I say, “Kids die in parked cars all the time.”
They say, ‘But you leave us in the barn alone all the time.”
Do kids die in barns? I’m not sure. Probably more often than in cars.
So I go by myself to report my lost card. And to withdraw a ton of cash since you can’t get a replacement ATM card if you are out of state. (little-known bank fact, eh? Also, here’s another: Bank robbers who work alone make more money than working in a group.)
I’m with the banker, with my kids in the car, and my cash in my hand, and I watch the guy typing away at his screen and I see there is a label next to my name “HIGH POTENTIAL”.
When someone I know says that about me, I think, “Whatever—they are just trying to make up for all the classes at Brandeis that I failed due to emerging agoraphobia.” But when the bank says that about me, that’s a head turner.
I’ve been thinking about that.
It is incredibly difficult to work for yourself. I think it doesn’t matter how much money you have, you still feel like you might not have enough.
At my twentieth college reunion, I was thinking of going because I was looking for a husband, and also because I know reunions are about showing everyone that you turned out to be better looking and more successful than they are, and I was thinking that I am doing okay in that regard. And anyway, the two are related because I can just spend a lot of money to look good.
But I go through waves of confidence and no confidence and I never feel safely in the confident realm. So I didn’t go. And anyway, I am terrible at small talk and everyone likes me better just reading my blog and not talking to me. So probably it was right to not go.
The thing is that I’m HIGH POTENTIAL. But I don’t feel that way. I feel like my head is always four months into the future, where I am unsure where my revenue will come from, and I’m nervous.
That photo of the barn, above, is my favorite place to be on the farm.

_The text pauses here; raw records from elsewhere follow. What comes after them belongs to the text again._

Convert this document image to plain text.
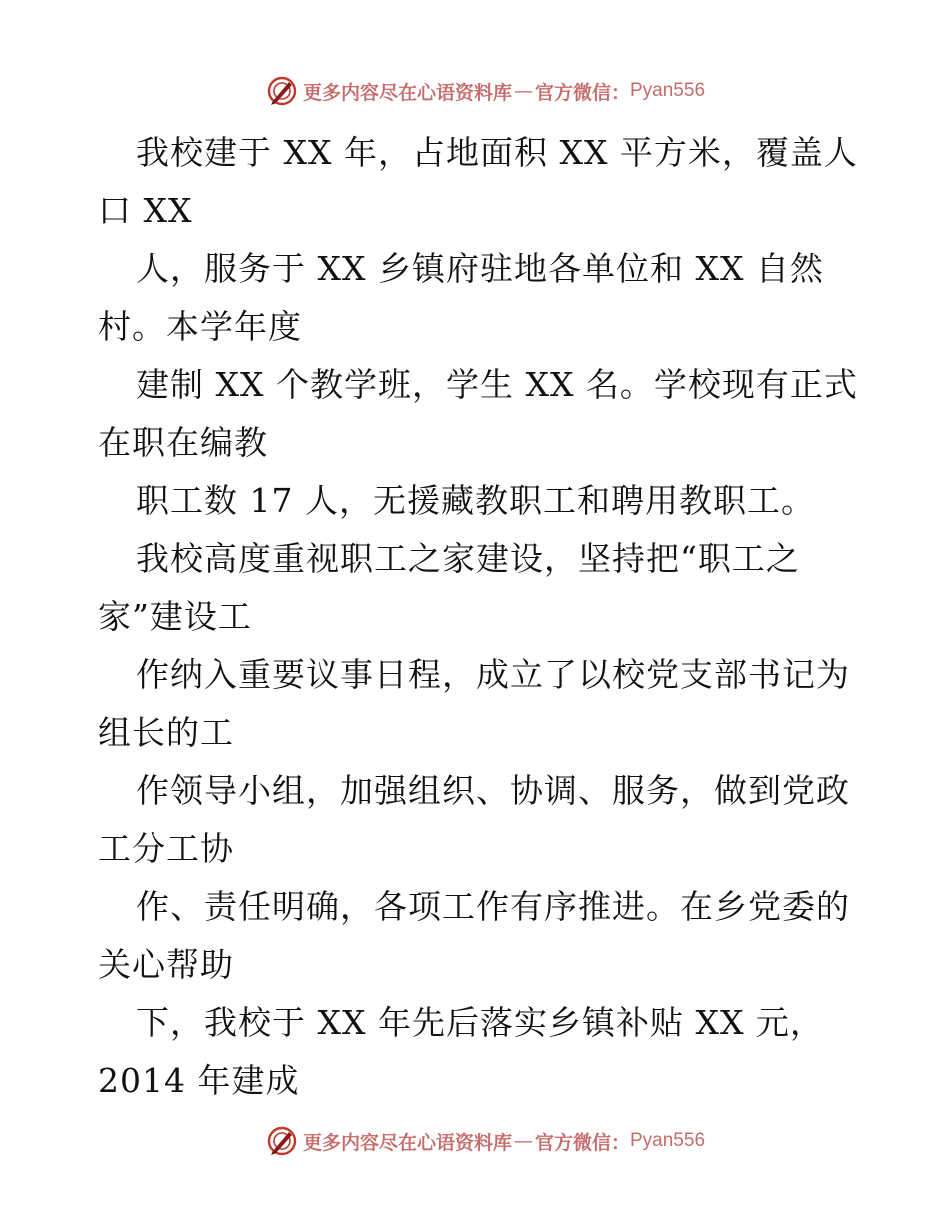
更多内容尽在心语资料库 — 官方微信： Pyan556
我校建于 XX 年，占地面积 XX 平方米，覆盖人
口 XX
人，服务于 XX 乡镇府驻地各单位和 XX 自然
村。本学年度
建制 XX 个教学班，学生 XX 名。学校现有正式
在职在编教
职工数 17 人，无援藏教职工和聘用教职工。
我校高度重视职工之家建设，坚持把“职工之
家”建设工
作纳入重要议事日程，成立了以校党支部书记为
组长的工
作领导小组，加强组织、协调、服务，做到党政
工分工协
作、责任明确，各项工作有序推进。在乡党委的
关心帮助
下，我校于 XX 年先后落实乡镇补贴 XX 元，
2014 年建成
更多内容尽在心语资料库 — 官方微信： Pyan556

It’s cool in the summer and warm in the winter and the acoustics are soft and the hay is firm enough for building forts. But I look at the picture and notice that you could see it like a prison. Like you’re a baby calf and you can’t get out. That’s what I feel like about working for myself. Sometimes it’s heavenly and sometimes it’s a prison.
That’s the life of someone who works for themselves. You can’t be happy with the money you have this month or else you’ll starve next month. I’ve been doing this so long that I can trust that I won’t starve, but also, I don’t have a lot of savings. Well, actually, I have no savings.
Someone once wrote that one way of looking at savings is that it’s an ability to drum-up money in an emergency. I have that. I can get $10,000 in a month if I need to.
But I have done that so many times that I’m sick of it. I think of the person I was in college. I was nutty and unstable and a sitting duck for the most physically aggressive men and the most intellectually needy professors. But I’m not that now. I want to have the confidence that I am pulled together and stable and self-sufficient.
A therapist once told me that I am stuck because I think that the reason that I am able to support myself so well is that I worry incessantly about supporting myself so well.
That’s true.
I don’t think I realized how much I want to be done with that until I went back to the hotel where I lost my virginity. I am not that girl now. Now I know I’m HIGH POTENTIAL. I can earn money because I’m confident and capable and not because I’m worried and anxious.
I want to do that. Right now. I used to think if I could just earn a little more money then I’d stop worrying about money. But no amount of money feels safe. And I know I’m not alone in this feeling. Daniel Gilbert shows, in his book Stumbling on Happiness, that we are hard-wired to not feel safe with the amount of money we have.
So I have to make a mental shift instead: Focusing on action instead of worrying.
I’m going to make a list of the things I’ll do this month that could earn money. And I’ll do those things. And I’ll trust that one will work well enough that I’ll be fine financially.
Do lists calm you down? Lists calm me down. And I’m going to go make one right now.